Newborn gas planets may be fairly flat – new research

A new planet begins its life in a rotating circle of gas and dust, a cradle called a protostellar disk. My colleagues and I used computer simulations to show that these disks are likely to have surprising flattened shapes on newborn gas planets. This finding, published in Astronomy and Astrophysics Letters, could add to our picture of how planets form.

It is extremely difficult to observe newly formed protoplanets still within their protostellar disks. So far only three such young protoplanets have been observed, two of them in the same system, PDS 70.

We need to find systems that are young, and close enough for our telescopes to be able to detect faint light from the planet itself and distinguish it from the light of the disc. The entire process of planetary formation lasts only a few million years, which is just a blink of an eye in astrophysical scales. This means that we have to be lucky to catch them while they are forming.

Our research group performed computer simulations to determine the properties of gaseous protoplanets under a variety of thermal conditions in the planetary cores.

The simulations have sufficient resolution to be able to follow the evolution of a protoplanet in the disc from an early stage, when there is only condensation within the disc. Such simulations are computationally demanding and were run on DiRAC, the UK’s astrophysics supercomputing facility.

Usually, multiple planets form within a disk. The study found that protoplanets called oblate spheroids are shaped like Smarties or M&M’s, rather than spherical. They grow by drawing gas mainly through their poles rather than their equator.

Technically, the planets in our Solar System are also oblate spheroids but they expand slightly. Saturn balances 10%, Jupiter 6%, but Earth only 0.3%.

In comparison, the typical flattening of a protoplanet is 90%. Such flattening will affect the observed properties of protoplanets, and must be taken into account when interpreting observations.

How planets begin

The most widely accepted theory of planet formation is the “core accretion”. According to this model, tiny dust particles smaller than sand collide with each other, group together and gradually grow into larger and larger bodies. This is effectively what happens to the dust under your bed when it is not cleaned.

Once a dust core with many giant forms, it pulls gas from the disk to form a gas giant planet. This bottom-up approach would take several million years.

The other approach, from top to bottom, is the disc instability theory. In this model, the protostellar disks hosting young stars are gravitationally unstable. In other words, they are too heavy to maintain and so they split into pieces, which evolve into planets.

The primordial theory has been around for a long time and can explain many aspects of how our Solar System formed. However, disc instability can better explain some of the exoplanetary systems we have discovered in recent years, such as those orbiting a gas giant far from its host star.

The appeal of this theory is that planet formation occurs very quickly, within a few thousand years, which is consistent with observations that suggest that planets exist in very young disks.

Our study focused on gas giant planets formed through a disk instability model. They are flattened because they form from the compression of an already flat structure, the protostellar disk, but also because of the way they rotate.

No fair world

Although these protoplanets are very flat overall, their cores, which will evolve into the gas giant planets as we know them, are not as flattened – only about 20%. This is only twice the tilt of Saturn. Over time they are expected to become more spherical.
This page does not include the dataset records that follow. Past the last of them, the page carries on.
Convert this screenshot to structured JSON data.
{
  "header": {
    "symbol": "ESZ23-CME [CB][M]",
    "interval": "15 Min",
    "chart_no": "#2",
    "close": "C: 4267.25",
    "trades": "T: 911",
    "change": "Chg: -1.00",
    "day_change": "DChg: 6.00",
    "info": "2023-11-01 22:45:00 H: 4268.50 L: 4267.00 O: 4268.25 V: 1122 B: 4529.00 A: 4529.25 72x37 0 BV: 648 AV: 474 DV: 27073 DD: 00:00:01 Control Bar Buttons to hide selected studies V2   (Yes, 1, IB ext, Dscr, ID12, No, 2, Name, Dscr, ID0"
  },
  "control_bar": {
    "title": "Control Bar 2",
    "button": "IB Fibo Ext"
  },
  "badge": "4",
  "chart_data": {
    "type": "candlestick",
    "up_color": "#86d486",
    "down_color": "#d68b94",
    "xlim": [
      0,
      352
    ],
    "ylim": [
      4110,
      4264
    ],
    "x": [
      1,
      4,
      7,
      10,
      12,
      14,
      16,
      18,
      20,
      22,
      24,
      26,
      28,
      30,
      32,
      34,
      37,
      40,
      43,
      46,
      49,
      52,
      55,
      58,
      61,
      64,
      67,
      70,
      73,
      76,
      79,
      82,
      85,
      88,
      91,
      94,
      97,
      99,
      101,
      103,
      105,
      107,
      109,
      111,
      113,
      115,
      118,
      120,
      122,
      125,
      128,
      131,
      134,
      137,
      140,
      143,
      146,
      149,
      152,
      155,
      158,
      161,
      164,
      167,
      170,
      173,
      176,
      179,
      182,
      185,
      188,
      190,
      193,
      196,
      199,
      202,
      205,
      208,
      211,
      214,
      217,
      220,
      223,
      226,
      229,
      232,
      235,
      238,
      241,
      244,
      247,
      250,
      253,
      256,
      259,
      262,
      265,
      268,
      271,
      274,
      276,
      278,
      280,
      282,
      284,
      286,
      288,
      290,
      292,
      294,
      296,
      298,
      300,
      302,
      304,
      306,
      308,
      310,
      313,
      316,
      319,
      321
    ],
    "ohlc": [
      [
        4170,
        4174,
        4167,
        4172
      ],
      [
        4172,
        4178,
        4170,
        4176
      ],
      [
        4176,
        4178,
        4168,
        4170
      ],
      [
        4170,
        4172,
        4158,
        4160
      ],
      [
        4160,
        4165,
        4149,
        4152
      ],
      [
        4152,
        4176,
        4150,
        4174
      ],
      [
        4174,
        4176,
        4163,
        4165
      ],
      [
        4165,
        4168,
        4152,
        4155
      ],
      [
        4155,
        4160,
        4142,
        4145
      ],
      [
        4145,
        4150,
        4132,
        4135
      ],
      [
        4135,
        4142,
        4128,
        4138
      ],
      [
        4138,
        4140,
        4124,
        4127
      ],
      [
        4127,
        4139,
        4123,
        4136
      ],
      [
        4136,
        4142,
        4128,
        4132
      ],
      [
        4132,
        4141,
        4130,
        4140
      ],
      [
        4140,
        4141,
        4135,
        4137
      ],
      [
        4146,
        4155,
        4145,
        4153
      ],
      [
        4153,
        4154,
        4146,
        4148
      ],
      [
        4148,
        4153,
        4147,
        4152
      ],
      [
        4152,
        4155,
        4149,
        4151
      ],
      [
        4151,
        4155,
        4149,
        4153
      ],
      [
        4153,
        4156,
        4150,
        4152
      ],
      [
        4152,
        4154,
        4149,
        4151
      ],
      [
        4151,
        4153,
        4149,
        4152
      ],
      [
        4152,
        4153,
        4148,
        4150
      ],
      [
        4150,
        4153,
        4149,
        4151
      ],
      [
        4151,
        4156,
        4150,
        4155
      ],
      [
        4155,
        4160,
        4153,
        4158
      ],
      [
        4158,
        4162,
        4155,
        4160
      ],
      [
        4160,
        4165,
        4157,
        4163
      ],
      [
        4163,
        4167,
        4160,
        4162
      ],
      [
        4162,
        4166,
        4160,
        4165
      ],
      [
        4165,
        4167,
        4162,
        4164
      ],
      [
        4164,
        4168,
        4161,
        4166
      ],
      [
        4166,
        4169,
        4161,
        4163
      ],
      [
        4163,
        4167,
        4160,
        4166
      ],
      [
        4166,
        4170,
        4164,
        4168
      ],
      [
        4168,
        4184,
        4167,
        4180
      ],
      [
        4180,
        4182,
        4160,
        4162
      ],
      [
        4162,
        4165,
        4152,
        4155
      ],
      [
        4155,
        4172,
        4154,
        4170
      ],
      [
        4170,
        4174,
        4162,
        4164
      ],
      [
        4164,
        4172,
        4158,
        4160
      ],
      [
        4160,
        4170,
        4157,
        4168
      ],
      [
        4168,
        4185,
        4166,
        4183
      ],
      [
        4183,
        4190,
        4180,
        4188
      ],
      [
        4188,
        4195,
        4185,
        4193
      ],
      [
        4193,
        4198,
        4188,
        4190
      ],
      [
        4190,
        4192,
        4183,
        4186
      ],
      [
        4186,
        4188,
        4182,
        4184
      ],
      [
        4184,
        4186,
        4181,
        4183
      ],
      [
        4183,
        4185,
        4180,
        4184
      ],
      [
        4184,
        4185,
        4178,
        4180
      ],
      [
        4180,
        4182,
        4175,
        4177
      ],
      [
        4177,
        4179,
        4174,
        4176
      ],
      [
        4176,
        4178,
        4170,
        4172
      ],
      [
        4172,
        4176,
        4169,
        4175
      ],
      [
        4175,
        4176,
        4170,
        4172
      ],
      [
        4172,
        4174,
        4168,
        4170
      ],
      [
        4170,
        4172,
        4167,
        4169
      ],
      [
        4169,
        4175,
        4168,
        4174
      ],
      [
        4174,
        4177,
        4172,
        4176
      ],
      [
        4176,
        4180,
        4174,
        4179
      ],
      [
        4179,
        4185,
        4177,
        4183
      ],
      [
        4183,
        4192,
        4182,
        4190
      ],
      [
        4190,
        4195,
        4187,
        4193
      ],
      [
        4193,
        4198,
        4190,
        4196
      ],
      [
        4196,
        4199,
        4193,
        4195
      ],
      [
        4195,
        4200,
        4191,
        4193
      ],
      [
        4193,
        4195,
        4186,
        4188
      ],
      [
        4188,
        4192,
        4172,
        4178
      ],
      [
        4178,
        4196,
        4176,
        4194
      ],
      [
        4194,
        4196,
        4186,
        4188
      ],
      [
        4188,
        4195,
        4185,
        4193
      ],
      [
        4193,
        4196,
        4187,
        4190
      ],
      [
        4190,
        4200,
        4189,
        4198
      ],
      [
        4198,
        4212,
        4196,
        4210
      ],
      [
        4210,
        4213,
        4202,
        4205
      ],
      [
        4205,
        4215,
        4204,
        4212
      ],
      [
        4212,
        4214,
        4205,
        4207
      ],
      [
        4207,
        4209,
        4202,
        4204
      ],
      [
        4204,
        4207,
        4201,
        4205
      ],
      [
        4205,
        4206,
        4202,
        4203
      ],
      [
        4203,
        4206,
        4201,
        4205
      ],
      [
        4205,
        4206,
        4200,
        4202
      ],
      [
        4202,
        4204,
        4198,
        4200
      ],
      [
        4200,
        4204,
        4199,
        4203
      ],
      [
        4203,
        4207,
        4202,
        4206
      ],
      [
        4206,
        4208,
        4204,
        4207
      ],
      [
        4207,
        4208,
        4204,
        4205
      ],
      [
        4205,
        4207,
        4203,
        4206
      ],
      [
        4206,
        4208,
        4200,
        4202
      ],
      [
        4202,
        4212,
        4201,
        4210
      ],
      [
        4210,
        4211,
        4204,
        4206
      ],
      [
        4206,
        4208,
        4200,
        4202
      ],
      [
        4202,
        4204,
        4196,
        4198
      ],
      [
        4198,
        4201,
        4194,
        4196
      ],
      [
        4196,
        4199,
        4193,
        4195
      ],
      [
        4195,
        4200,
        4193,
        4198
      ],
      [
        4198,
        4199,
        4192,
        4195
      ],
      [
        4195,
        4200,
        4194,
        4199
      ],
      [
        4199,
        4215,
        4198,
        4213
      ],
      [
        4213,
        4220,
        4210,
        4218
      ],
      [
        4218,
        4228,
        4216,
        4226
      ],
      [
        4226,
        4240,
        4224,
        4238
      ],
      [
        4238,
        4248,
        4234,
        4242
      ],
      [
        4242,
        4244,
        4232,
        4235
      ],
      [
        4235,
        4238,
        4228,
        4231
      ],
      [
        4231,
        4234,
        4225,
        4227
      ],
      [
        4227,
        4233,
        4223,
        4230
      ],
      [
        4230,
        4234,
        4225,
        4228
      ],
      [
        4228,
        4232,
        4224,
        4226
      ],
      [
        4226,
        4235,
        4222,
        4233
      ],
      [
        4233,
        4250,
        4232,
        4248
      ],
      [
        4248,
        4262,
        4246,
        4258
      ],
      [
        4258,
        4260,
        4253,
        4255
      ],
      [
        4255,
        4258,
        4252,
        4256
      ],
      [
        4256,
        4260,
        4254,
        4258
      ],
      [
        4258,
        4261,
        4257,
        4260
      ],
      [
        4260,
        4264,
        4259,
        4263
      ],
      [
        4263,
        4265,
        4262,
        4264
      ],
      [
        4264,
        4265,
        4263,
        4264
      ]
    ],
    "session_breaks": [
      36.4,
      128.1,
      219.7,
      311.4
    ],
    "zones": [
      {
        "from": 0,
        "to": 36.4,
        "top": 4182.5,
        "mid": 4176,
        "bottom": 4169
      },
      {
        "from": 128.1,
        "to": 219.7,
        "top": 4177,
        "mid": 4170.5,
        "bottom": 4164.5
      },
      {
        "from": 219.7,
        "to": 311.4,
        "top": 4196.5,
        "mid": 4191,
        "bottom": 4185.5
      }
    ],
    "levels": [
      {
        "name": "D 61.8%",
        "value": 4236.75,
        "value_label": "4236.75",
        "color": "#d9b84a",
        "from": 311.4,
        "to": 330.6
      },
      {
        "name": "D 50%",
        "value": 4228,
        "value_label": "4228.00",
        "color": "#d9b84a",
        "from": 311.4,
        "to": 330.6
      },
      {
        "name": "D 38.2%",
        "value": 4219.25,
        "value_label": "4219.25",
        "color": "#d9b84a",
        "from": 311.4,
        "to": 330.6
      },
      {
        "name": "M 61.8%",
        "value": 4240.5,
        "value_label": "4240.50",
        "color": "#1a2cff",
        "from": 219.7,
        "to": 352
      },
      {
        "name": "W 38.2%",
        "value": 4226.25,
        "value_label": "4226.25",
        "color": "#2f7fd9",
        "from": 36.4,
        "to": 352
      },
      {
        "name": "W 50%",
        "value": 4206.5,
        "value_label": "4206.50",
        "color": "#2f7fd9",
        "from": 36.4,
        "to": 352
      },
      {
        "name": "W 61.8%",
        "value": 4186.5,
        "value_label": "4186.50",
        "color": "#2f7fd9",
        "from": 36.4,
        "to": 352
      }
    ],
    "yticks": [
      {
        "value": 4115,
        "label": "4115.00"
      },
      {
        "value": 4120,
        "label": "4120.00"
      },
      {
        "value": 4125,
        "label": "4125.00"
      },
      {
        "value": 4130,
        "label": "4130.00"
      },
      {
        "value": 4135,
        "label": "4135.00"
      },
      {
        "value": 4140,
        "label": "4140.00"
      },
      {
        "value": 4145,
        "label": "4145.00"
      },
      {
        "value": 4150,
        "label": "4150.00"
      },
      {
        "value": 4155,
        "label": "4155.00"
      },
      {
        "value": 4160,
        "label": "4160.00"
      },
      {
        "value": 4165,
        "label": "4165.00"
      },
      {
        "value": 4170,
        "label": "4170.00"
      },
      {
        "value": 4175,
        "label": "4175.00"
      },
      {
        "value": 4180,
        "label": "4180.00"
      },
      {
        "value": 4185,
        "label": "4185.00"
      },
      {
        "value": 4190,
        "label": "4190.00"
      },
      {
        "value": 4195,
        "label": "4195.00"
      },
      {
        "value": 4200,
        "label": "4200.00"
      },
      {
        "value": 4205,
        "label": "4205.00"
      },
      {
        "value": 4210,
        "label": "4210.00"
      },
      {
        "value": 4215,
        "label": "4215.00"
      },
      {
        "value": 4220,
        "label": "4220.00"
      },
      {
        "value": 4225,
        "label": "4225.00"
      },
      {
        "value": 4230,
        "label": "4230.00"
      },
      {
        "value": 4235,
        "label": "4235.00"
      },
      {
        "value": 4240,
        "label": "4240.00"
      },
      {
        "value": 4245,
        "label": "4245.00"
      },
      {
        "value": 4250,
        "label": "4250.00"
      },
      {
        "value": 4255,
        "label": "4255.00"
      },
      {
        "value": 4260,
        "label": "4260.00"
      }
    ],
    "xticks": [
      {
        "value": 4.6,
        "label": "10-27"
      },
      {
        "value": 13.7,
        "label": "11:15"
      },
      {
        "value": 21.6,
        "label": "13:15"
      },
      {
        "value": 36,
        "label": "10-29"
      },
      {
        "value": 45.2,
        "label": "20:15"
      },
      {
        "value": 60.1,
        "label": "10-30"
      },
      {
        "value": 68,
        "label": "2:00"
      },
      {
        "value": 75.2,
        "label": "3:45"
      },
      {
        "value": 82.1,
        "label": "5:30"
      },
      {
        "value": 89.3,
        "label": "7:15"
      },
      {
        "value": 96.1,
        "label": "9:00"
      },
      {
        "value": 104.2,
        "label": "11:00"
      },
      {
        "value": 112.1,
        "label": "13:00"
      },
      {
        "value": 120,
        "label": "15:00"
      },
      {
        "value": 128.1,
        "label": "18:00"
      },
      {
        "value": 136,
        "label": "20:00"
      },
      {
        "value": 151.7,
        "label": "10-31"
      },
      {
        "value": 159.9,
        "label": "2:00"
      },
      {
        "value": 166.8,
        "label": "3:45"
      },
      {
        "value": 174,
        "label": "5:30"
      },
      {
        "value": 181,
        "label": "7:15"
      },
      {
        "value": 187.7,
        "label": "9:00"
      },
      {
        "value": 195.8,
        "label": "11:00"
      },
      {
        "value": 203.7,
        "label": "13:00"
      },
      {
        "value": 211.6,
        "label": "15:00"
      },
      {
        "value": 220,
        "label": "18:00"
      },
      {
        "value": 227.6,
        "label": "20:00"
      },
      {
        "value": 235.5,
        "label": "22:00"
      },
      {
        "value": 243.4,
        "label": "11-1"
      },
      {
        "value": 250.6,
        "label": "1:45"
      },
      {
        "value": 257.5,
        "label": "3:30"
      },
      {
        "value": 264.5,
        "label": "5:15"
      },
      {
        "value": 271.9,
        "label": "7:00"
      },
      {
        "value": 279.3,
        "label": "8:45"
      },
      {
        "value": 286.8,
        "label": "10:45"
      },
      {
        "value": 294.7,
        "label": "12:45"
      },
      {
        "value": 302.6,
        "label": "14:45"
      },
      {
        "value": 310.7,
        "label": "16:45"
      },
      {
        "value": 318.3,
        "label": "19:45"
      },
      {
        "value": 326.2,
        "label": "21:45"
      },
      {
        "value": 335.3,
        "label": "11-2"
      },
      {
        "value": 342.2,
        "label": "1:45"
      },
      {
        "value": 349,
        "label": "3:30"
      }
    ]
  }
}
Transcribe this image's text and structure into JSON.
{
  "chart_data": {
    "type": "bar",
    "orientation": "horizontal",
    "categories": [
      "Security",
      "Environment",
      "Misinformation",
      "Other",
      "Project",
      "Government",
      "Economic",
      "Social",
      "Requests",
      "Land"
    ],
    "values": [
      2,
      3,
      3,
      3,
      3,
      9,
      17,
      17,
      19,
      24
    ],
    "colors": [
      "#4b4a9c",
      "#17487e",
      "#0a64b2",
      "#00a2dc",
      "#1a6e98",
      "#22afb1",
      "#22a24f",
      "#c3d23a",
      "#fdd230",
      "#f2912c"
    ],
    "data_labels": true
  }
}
Rocky planets, like Earth and Mars, cannot form through disc instability. They are thought to form by the slow assembly of dust particles into pebbles, rocks, kilometer objects and eventually planets. They are too compact to be noticeably flat even when newborn. There is no way the Earth was flattened that high when it was young.

But our study supports a role for disk instabilities for certain worlds in some planetary systems.

We are now moving from the era of exoplanet discovery to the era of exoplanet characterization. Many new observatories are to be operational. These will help discover more protoplanets embedded in their discs. Predictions from computer models are also becoming more sophisticated.

The comparison between these theoretical models and observations is bringing us closer and closer to understanding the origin of our Solar System.

This article from The Conversation is republished under a Creative Commons license. Read the original article.

The conversation

The conversation

Dimitris Stamatellos receives funding from the Science and Technology Facilities Council (STFC).